Financial plans are made with a National Bank expert. Often, your advisor will ask you certain questions before your meeting so that you arrive to the appointment with specific numbers on hand, like the amount left on your mortgage. They will compare your personal situation and your balance sheet to your goals to see if you’ll have enough money to achieve them.
“There are many things you can do ahead of time. Think hard about the lifestyle you’ll want when you retire. Where do you see yourself in the next 10, 20 or 30 years? Which goals really matter to you? Do you think you’ll keep working part-time? Travel? These goals can all be quantified; they will guide discussions with your advisor and significantly influence your financial plan,” Mohamed Wakkak explains.
Have you tried our retirement planning calculator? It may be a good idea to give it a go before meeting with your advisor.
These are the documents you will need to gather before your appointment (if applicable):
If you’re an entrepreneur, make sure to also include:
With your advisor, you’ll begin with an overview of your balance sheet to determine your cost of living:
They will make a list of all your assets: property, vehicles, bank accounts, savings, life and disability insurance, contributions to a pension plan and to investment accounts (whether registered, like an RRSP and TFSA, or non-registered). They may also include the value of your permanent residence, but be careful. “I advise my clients to think of their home as a non-liquid asset. You’ll always have to live somewhere, even if you move into a smaller home. Don’t finance your retirement with the value of your property only,” tempers Mohamed Wakkak.
The most common debts include mortgages, student loans, personal loans and lines of credit, and credit cards.
They will take a look at your pay stub and your last tax return to determine your net income. They will also include other sources of income such as tips, commissions, bonuses or support payments.
This is where your budget will prove to be very useful.

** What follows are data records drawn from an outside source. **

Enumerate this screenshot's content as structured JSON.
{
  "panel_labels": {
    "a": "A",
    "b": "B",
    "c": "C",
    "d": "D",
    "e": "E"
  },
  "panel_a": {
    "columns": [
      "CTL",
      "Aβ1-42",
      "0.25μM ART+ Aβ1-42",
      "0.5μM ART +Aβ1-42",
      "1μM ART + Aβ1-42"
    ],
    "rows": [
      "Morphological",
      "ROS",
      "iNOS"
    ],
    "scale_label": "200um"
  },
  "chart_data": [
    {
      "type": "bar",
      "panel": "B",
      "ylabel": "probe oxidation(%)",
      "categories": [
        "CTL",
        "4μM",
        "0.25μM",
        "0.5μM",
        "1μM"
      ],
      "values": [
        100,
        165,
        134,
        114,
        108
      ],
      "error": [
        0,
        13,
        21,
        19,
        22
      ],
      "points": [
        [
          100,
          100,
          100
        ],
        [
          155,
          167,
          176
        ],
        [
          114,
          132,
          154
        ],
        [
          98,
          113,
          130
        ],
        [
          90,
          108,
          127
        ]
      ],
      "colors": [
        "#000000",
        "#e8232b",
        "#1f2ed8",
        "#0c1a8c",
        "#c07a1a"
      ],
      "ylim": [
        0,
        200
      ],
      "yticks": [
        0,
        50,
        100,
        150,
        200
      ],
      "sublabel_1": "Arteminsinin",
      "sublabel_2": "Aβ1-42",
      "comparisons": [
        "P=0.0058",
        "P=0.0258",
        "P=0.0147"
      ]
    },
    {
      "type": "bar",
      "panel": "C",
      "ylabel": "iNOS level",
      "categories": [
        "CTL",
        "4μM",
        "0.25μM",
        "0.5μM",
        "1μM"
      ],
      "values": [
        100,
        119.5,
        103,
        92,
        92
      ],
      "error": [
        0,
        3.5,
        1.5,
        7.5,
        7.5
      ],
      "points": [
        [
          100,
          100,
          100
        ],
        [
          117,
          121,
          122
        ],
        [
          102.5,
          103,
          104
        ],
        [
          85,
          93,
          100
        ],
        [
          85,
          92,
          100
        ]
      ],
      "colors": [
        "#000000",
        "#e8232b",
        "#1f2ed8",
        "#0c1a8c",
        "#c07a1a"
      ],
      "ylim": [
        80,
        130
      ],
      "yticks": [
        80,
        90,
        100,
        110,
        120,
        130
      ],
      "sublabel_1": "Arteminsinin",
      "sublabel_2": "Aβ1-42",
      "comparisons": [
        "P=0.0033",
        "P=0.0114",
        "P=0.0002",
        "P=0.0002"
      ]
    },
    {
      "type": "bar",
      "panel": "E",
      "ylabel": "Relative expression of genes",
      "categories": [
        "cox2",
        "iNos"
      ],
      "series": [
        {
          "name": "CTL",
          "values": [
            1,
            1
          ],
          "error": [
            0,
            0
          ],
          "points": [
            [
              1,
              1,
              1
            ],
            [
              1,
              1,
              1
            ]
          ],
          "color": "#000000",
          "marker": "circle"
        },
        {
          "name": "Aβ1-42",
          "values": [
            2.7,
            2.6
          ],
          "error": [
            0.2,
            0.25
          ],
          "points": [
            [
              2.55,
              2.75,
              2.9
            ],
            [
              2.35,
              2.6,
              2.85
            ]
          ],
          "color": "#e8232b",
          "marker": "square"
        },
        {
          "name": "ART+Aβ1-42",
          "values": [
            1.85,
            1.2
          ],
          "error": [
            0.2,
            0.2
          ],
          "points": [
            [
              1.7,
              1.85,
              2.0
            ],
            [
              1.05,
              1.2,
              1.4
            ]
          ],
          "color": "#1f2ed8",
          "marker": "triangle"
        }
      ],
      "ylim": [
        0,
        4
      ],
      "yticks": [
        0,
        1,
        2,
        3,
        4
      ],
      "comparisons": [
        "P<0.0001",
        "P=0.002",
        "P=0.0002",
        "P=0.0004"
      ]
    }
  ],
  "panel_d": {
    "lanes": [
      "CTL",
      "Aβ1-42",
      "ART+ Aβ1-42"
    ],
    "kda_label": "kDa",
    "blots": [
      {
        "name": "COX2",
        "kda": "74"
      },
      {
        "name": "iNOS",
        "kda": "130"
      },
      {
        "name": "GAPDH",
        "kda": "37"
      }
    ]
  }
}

The discussion will then proceed from a strategic point of view. To do so, picture your long-term objectives. “The idea is to see if you’ll have enough income and savings to reach your goals,” notes Mohamed Wakkak. “Does your investment portfolio reflect your current situation and your future ambitions? Adjust your investment strategy based on when you plan on retiring. Take a look at how they will be spread out and how they can generate money while adhering to your risk tolerance. You could also go over a withdrawal strategy for your investments. The purpose of meeting with your advisor is to get the advice you need to make a financial plan that will guide your actions.”
“Making a plan is great, but it doesn’t stop there. The plan has to be maintained and adapted over the long term. To do so, the best thing is to meet with your advisor once a year, especially if you’re nearing retirement. Together, figure out whether your net value has changed and whether your balance sheet has changed to the point of impacting your financial plan. Of course, if a major life event occurs that may shake up your financial situation, such as a loss of employment, a breakup or even a promotion, speak with your advisor immediately. Finally, remember that a plan is not an immutable document; it’s a tool that changes over time,” Mohamed Wakkak concludes.
In general, it doesn’t cost clients anything to meet with an advisor; it’s included in the National Bank’s service offering. However, fees may be incurred in some cases, particularly if your file and asset portfolio are very complex and require the services of a tax specialist or notary.